Does that role morph? Do you upskill them to do something different? ⁓ So that has to be part of the strategic people planning as to how is AI being introduced? What's the standards and expectations in the organization as to how AI should be utilized, what it shouldn't be utilized? We get all the warnings on chat GPT as an example that it might not be 100 % accurate. So how are we holding people accountable for validating that?

So it needs to be hand in hand with any tool or ⁓ almost co-working environment of a technology as to what's the impact on the roles and how they're doing it. And if it's eliminating a certain function, what new function is being created and can the people that were in the previous function be up skilled for it? That may or may not be possible.

But how do we all learn in AI? And I think we also have to set expectation that change is happening faster than ever than it was 30 years ago. And so your culture needs to be resilient and really made for change as the constant. So people have to have the confidence to navigate an ambiguity.

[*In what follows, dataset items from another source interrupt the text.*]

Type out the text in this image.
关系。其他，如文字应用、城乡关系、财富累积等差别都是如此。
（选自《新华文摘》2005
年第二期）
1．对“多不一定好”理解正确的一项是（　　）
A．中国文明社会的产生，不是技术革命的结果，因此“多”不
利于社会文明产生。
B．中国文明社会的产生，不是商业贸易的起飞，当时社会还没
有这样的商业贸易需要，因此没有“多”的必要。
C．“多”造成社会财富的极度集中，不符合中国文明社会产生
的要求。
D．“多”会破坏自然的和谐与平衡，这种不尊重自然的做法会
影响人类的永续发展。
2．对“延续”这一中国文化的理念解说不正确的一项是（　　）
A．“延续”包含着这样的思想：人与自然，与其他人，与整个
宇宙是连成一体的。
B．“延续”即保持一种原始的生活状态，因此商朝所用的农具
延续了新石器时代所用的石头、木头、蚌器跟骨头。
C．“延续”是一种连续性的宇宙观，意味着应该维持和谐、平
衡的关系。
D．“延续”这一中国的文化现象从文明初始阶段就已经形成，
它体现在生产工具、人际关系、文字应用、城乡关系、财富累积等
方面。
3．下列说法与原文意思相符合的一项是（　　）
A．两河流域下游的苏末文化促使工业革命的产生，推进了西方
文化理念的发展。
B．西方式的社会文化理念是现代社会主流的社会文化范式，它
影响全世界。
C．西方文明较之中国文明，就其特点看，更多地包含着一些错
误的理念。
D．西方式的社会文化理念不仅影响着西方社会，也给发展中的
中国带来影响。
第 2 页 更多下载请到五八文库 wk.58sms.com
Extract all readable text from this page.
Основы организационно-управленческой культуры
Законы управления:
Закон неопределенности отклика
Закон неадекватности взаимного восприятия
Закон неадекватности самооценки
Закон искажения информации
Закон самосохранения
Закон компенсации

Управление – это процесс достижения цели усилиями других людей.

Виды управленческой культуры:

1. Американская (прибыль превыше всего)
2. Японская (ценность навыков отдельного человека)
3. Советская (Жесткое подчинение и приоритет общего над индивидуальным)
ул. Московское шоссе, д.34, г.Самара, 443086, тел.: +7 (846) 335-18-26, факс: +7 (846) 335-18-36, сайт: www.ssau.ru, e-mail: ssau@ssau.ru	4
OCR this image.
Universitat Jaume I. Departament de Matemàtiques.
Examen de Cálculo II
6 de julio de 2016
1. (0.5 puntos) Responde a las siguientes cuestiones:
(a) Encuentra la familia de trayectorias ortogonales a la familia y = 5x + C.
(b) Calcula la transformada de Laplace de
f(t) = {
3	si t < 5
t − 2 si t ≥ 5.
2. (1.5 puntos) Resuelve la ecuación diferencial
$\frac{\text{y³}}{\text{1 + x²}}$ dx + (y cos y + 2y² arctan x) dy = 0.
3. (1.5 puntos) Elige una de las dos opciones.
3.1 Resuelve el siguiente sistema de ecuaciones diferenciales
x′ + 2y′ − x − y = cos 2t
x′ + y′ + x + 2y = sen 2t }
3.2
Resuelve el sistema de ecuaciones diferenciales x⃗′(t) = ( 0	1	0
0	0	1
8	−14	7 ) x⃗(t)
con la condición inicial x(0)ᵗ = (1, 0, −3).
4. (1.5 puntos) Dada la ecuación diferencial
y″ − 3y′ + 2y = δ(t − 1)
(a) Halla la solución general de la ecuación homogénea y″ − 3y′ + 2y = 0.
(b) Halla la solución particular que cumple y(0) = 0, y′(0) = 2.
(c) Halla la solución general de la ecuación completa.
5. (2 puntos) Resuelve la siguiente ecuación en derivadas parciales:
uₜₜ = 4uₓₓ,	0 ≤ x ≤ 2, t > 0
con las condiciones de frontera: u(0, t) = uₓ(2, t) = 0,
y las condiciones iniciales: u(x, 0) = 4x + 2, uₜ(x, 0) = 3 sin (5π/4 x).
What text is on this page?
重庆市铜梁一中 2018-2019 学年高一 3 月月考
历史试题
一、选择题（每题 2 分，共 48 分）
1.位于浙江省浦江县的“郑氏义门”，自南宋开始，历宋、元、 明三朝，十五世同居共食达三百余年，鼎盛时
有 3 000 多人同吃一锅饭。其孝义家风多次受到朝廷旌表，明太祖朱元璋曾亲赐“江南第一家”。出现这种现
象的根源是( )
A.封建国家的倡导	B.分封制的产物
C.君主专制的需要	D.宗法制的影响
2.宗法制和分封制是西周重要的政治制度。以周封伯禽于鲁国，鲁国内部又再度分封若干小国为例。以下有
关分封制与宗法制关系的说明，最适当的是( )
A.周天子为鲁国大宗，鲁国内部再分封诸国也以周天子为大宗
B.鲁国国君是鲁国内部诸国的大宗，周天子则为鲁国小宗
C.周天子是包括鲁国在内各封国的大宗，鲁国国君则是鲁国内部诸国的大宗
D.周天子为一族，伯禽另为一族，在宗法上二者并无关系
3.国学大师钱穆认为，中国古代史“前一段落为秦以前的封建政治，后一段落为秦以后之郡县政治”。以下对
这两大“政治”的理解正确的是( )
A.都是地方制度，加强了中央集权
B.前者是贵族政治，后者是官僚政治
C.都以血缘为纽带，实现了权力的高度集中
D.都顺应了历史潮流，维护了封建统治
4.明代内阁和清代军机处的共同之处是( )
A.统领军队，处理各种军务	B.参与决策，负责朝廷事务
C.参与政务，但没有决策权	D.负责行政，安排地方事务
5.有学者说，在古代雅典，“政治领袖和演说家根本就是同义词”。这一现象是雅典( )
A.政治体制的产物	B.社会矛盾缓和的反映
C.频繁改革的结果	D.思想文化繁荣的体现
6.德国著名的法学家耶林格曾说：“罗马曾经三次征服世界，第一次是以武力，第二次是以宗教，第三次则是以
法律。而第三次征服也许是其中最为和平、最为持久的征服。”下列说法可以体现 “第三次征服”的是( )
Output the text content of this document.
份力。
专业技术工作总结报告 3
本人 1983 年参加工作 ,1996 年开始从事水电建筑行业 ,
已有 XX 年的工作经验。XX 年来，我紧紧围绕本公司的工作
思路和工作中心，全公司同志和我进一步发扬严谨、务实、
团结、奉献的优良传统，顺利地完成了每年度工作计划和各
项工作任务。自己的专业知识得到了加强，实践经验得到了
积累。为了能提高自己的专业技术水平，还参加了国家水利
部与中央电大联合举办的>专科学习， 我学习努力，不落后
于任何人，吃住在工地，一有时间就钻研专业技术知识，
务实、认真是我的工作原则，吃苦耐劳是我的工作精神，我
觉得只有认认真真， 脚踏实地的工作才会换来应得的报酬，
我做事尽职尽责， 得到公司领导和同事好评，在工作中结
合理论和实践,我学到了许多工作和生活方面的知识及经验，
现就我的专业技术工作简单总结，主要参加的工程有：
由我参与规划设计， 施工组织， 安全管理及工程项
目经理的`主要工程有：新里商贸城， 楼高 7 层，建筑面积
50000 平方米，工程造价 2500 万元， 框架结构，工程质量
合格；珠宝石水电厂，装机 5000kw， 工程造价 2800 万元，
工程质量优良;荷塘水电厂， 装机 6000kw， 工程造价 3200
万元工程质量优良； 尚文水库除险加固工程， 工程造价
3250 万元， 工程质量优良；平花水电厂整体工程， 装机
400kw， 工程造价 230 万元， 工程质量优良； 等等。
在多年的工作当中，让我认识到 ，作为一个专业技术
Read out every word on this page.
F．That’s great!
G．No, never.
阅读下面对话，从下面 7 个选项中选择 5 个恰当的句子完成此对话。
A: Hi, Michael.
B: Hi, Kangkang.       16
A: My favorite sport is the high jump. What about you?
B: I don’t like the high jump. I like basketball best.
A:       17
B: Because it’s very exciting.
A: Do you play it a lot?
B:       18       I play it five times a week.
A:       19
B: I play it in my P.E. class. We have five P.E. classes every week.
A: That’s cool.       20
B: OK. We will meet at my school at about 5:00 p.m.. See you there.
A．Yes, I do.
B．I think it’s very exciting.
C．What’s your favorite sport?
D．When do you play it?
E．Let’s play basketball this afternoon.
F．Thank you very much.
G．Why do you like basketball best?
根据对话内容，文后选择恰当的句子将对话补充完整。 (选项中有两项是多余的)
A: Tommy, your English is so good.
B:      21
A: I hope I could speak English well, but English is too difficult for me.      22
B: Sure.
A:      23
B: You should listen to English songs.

But they need certainty.

in that role definition and what role AI plays.

Sean Patton (44:43)
Yeah, 100%. And it's funny how almost circle we've almost circled back to ⁓ growth mindset to clear communication, right to ⁓ those sort of baseline foundational skills that create a resilient person and organization. And Andrew, this has been awesome. I really appreciate your time and the work you're doing. This has been great. ⁓ People love what you hear had what

Love to what you said today. Sorry, I need a drink of water. Love what you had to say today. And if you want to find out more, where do they find you?

Andrea Wanerstrand (45:17)
On social media, my primary place is LinkedIn. I post there five days a week, at least, and you can find out what's going on there. Also, you can reach me at a3cultrelab.com, and in early 2026, I will be launching my next cohort of my mindset maven method, which is the M3 Lab is what I put it out there as, and it's really working on how you can show up authentically.

And it's very tactical and helpful, but it's also transformative in the idea that it starts with you. So over eight weeks, we work with folks to really look at how do you introduce awareness to yourself in a different level? Because awareness is, you're not a self-aware person, you're somebody who has self-awareness and becomes more more self-awareness as each day changes before you.

Sean Patton (46:08)
Beautiful, I'll make sure we get those links in the show notes so people can find that and check out that cohort. So again, thank you so much, Andrew. I really appreciate your time today. been great.

Andrea Wanerstrand (46:16)
Thanks for having me, Sean. It's been great.